I need to do this because I need the solution of the eigendecomposition problem to be expressed using ingredients of the original matrix.
However, the result of algebraic expression from symbolic computation is not reliable.
For instance,
syms a11 a12 a22
A = [a11 a12 0; a12 a22 0; 0 0 0];
[R, EV] = eig(A); % Calculate eigenvalues and eigenvectors
[EV,ind] = sort(diag(EV),'descend');
R2= R(:,ind);
gives
R2 = [(a11/2 + a22/2 + (a11^2 - 2*a11*a22 + 4*a12^2 + a22^2)^(1/2)/2)/a12 - a22/a12 (a11/2 + a22/2 - (a11^2 - 2*a11*a22 + 4*a12^2 + a22^2)^(1/2)/2)/a12 - a22/a12 0;
1 1 0
;
0 0 1;];
However, this is not correct as if I give it a11 = 1, a12 = 0, a22 = 0, the matrix is
R2 =
NaN NaN 0
1 1 0
0 0 1
Although, the correct result is
R2 =
1 0 0
0 1 0
0 0 1
It is obvious that I get NaN values as the algebraic expression has the term with zero division.
Moreover, in the case a11 = 1/2, a12 = 1/2, a22 = 1/2, the result from symbolic computation is
R2 =
1 -1 0
1 1 0
0 0 1
Although, the correct result is
R2 =
0.7071 -0.7071 0
0.7071 0.7071 0
0 0 1.0000
Does anyone know the solution to circumvent this issue?
Accepted Answer
More Answers (1)
John D'Errico
on 15 Nov 2024
Edited: John D'Errico
on 15 Nov 2024
If you have this:
a11 = 1/2; a12 = 1/2; a22 = 1/2;
A = [a11 a12 0; a12 a22 0; 0 0 0]
The eigenvectors were found as:
[V,D] = eig(A)
[Vs,Ds] = eig(sym(A))
Vs =
[-1, 0, 1]
[ 1, 0, 1]
[ 0, 1, 0]
Ds =
[0, 0, 0]
[0, 0, 0]
[0, 0, 1]
Is the set of eigenvectors still a valid set?
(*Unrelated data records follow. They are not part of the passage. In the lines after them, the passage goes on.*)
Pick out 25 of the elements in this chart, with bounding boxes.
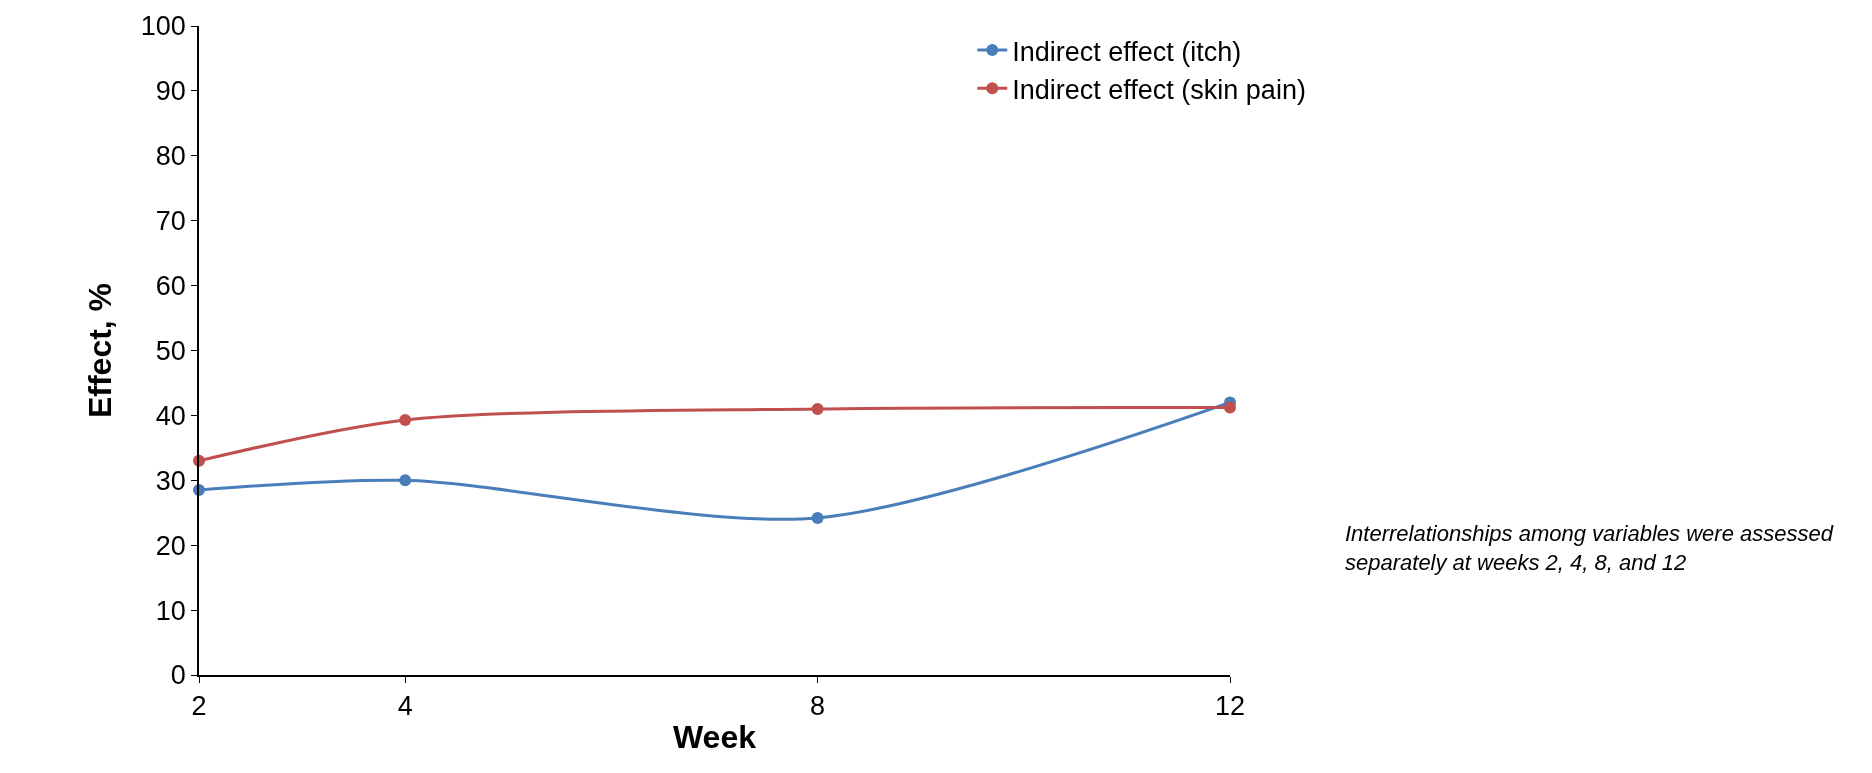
point: [399, 413, 412, 426]
legend-label: Indirect effect (skin pain): [1012, 74, 1306, 105]
y-tick-label: 40: [155, 400, 186, 431]
legend-label: Indirect effect (itch): [1012, 36, 1242, 67]
y-tick-label: 60: [155, 271, 186, 302]
x-tick-label: 4: [397, 691, 413, 722]
x-tick-label: 12: [1214, 691, 1246, 722]
y-axis-title: Effect, %: [81, 282, 118, 419]
y-tick-label: 20: [155, 530, 186, 561]
point: [399, 474, 412, 487]
point: [1224, 401, 1236, 414]
text: Interrelationships among variables were assessed separately at weeks 2, 4, 8, and 12: [1345, 521, 1834, 575]
point: [811, 402, 824, 415]
y-tick-label: 0: [170, 660, 186, 691]
x-tick-label: 2: [191, 691, 207, 722]
x-axis-title: Week: [672, 718, 757, 755]
y-tick-label: 50: [155, 335, 186, 366]
y-tick-label: 100: [140, 11, 186, 42]
point: [811, 511, 824, 524]
y-tick-label: 70: [155, 206, 186, 237]
y-tick-label: 80: [155, 141, 186, 172]
y-tick-label: 30: [155, 465, 186, 496]
y-tick-label: 90: [155, 76, 186, 107]
x-tick-label: 8: [810, 691, 826, 722]
y-tick-label: 10: [155, 595, 186, 626]
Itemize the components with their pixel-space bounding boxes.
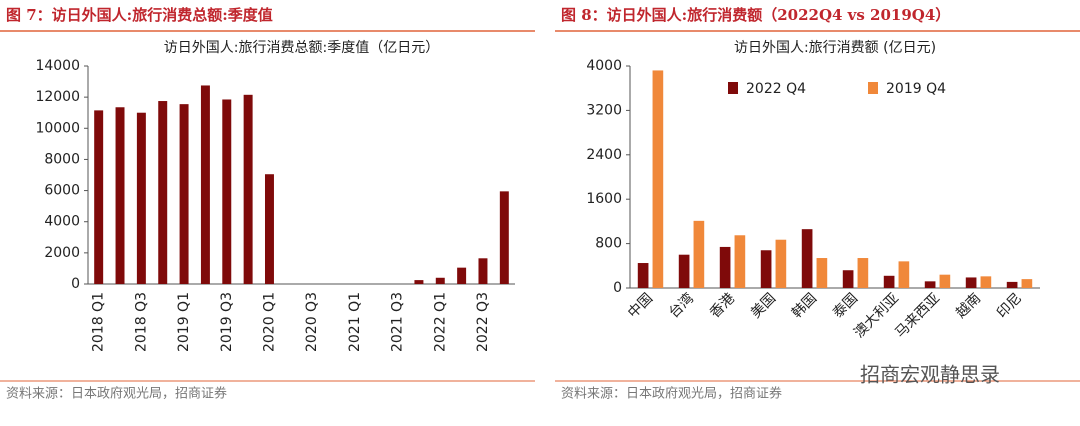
x-tick-label: 2020 Q1 bbox=[261, 292, 277, 352]
y-tick-label: 800 bbox=[595, 236, 622, 252]
bar bbox=[857, 258, 869, 288]
x-tick-label: 2021 Q1 bbox=[347, 292, 363, 352]
x-tick-label: 2021 Q3 bbox=[390, 292, 406, 352]
y-tick-label: 3200 bbox=[586, 102, 622, 118]
bar bbox=[883, 275, 895, 288]
bar bbox=[652, 70, 664, 288]
bar bbox=[200, 85, 210, 284]
bar bbox=[980, 276, 992, 288]
bar bbox=[158, 101, 168, 285]
legend-label: 2022 Q4 bbox=[746, 81, 806, 97]
source: 资料来源：日本政府观光局，招商证券 bbox=[6, 386, 227, 402]
bar bbox=[94, 110, 104, 284]
y-tick-label: 1600 bbox=[586, 191, 622, 207]
bar bbox=[435, 277, 445, 284]
x-tick-label: 2019 Q1 bbox=[176, 292, 192, 352]
bar bbox=[414, 280, 424, 284]
x-tick-label: 泰国 bbox=[830, 290, 861, 321]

YES. Eigenvectors can be arbitrarily scaled, so that is v is an eigenvector, then k*v is still just as validly an eigenvector. Note that the symbolic eig likes to scale its eigenvectors differently from the numerical version. Complain to the author, not to us.
Regardless, you should see the result from the symbolic compiutation is as valid as the result from the numerical one.
In the fully symbolic case, doing exactly as you said, we see:
syms a11 a12 a22
A = [a11 a12 0; a12 a22 0; 0 0 0];
[Vs,Ds] = eig(A)
Now substitute
subs(Vs,[a11,a12,a22],[1,0,0])
and we get a 0/0 result, which is properly a NaN. However, if I plug in those values for a11,a12, and a22, first, then we get a reasonable result.
[Vs,Ds] = eig(subs(A,[a11,a12,a22],[1 0 0]))
Vs =
[0, 0, 1]
[1, 0, 0]
[0, 1, 0]
Ds =
[0, 0, 0]
[0, 0, 0]
[0, 0, 1]
1 Comment
John D'Errico
on 15 Nov 2024
Edited: John D'Errico
on 15 Nov 2024
Note that Answers is bugged as it often is lately, so symbolic results are not properly displayed.